January 13 – February 24 2019

This work comprises an 8-channel immersive and cacophonous sound installation accompanied by a discordant, continuously running script on three synchronised LED displays. This play without actors departs from a claim that I have been discussing in several of my recent works, viewing justice as the degree to which one can access the dramatic means of representation; the measure to which one can access theatre. Inherited from the genre of legal spectacle, this claim builds upon the lexicon that I have been developing throughout the past journey under The Alien Encounters project, constituting an aberrant understanding of notions of the testimonial, justice, legality, theatre, militarism, work and governmentality, and their relations.
Structured through the oratorical tradition of the Shiite ceremony of Ashura, this works takes this ceremony’s political, military and legal expressions within the Lebanese/Syrian context as its field for commentary and research. An annual ritual during which mourners re-witness, through the work of narration and oration, the unjust slaying of al Imam al Hussein (626–80 AD) – the grandson of Prophet Mohammad and an allegorical reference to the ultimate figure of the oppressed – the Ashuraic oratorical tradition is addressed throughout the work as an infrastructural dramaturgical framework that allows for setting up new modalities for understanding state-sponsored forms of violence and their enabling legal apparatuses. Attuning to the configurations of power that constitute the Syrian-Lebanese political weave, the orations of Cicero, the genesis of the al Ba’ath party and that of the military rise of Hizbollah, the assassination of my own grandfather – Hussein Mroué – and his burial in the shrine of Sayyeda Zainab in Damascus, among other references, this sound play re-dramatizes the logics under which the militant theatre of Ashura has been transformed in the recent decades into a militarised form of theatre. It further proposes a possible language of exit; a discourse of release.

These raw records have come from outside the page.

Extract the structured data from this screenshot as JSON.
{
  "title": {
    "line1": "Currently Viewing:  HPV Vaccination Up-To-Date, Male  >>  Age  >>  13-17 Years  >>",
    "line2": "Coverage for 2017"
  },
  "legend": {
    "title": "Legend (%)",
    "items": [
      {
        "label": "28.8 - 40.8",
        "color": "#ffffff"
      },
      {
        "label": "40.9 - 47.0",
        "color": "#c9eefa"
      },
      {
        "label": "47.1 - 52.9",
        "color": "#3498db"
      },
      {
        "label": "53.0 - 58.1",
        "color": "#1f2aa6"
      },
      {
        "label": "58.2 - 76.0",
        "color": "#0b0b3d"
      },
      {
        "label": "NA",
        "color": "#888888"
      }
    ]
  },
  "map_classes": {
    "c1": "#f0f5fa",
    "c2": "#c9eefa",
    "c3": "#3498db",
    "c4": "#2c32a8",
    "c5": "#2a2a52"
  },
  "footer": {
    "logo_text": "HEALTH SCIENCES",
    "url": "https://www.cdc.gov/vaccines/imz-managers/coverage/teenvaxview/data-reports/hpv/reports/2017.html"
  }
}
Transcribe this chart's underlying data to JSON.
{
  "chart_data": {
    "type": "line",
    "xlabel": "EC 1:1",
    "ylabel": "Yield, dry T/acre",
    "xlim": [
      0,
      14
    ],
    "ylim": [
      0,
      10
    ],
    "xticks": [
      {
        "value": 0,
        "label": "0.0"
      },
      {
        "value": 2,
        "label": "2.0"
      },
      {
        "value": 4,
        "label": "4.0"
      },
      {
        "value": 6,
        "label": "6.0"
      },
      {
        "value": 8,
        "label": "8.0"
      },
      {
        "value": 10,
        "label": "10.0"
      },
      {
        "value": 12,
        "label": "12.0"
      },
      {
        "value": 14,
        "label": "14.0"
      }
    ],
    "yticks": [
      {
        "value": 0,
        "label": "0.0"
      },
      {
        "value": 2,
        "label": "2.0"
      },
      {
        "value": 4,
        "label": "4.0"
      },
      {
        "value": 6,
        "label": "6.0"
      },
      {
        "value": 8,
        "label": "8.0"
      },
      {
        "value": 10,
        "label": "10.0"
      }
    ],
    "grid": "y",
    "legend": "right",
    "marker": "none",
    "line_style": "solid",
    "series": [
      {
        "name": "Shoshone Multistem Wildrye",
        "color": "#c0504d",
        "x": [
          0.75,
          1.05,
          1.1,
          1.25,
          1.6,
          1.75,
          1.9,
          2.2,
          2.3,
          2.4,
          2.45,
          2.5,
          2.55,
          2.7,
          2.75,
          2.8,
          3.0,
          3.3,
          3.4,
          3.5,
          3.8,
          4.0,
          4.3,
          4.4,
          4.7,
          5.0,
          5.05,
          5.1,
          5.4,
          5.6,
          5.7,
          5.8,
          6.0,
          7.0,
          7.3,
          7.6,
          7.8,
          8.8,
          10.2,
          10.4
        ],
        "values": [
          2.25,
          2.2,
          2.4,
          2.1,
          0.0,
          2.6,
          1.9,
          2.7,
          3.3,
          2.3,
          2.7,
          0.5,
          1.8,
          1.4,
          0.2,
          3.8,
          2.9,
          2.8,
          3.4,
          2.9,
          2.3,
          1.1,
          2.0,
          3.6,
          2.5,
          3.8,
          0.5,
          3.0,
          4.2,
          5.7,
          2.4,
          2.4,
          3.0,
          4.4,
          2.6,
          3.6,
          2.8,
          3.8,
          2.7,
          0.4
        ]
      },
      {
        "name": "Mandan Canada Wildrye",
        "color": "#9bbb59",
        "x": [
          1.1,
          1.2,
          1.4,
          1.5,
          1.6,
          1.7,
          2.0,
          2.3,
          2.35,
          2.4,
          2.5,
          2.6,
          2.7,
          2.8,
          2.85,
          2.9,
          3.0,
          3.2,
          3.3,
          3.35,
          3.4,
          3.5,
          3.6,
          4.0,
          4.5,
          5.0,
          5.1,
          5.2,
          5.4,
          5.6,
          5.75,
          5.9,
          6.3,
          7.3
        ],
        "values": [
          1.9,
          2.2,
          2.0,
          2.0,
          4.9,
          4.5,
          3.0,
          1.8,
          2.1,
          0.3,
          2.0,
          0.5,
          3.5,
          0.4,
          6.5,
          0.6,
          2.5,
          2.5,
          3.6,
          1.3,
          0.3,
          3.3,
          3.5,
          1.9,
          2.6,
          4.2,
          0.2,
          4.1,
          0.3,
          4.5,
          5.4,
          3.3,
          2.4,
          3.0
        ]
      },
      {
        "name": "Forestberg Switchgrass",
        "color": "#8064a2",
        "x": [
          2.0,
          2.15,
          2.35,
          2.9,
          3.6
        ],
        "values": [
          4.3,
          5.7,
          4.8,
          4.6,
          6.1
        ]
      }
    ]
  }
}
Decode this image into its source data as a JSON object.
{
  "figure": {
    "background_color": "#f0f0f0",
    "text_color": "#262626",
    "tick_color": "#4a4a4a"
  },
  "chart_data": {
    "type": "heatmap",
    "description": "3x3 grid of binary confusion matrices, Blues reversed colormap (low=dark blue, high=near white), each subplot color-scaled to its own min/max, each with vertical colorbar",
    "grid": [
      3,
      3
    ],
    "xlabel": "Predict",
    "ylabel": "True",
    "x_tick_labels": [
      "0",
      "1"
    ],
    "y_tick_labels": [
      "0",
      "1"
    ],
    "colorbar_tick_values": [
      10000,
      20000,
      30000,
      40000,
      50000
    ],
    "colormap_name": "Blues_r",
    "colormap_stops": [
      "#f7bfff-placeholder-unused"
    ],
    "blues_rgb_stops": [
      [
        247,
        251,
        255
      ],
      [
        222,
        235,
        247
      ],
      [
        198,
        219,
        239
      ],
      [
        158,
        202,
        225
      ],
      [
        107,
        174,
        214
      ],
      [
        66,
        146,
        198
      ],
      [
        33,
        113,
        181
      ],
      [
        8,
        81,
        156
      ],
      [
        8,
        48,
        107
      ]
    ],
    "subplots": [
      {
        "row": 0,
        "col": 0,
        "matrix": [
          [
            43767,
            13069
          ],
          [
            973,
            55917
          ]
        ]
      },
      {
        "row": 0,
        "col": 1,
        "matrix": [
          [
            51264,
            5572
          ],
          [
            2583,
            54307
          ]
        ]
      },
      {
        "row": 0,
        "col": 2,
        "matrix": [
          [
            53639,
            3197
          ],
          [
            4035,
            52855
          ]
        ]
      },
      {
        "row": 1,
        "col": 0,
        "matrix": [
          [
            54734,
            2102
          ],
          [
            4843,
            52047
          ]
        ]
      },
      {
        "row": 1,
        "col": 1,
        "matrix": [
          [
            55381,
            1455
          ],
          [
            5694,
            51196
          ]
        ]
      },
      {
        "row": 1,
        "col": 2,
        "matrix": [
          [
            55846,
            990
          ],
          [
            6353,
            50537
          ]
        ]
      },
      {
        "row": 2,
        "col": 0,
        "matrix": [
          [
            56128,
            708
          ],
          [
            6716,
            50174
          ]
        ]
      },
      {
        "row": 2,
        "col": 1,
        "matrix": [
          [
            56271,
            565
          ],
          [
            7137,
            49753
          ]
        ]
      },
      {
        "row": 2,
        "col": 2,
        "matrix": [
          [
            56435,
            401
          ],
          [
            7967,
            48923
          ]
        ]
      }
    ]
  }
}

The sound-play decodes then recodes, orders and choreographs the theatrical affects, technics and mechanisms that constitute the ceremony of Ashoura, opening up with that contemporary questions regarding what it means to constitute oneself as a testimonial subject in the place of the legal subject. It tests out what it means to script justice; to rehearse , orate, narrate, prop , weep, chant, choreograph, scenograph and ‘spectate at’ justice.
Technically, the entire composition is exclusively constructed from the voice of a solo vocalist, Carolina Daish, who was asked to orate the written script. The written script, decoding the oratorical affects of the ta’zieh, is overwritten by Daish’s voice, which, in turn is completely re-ordered following the strict internal logics of those same affects.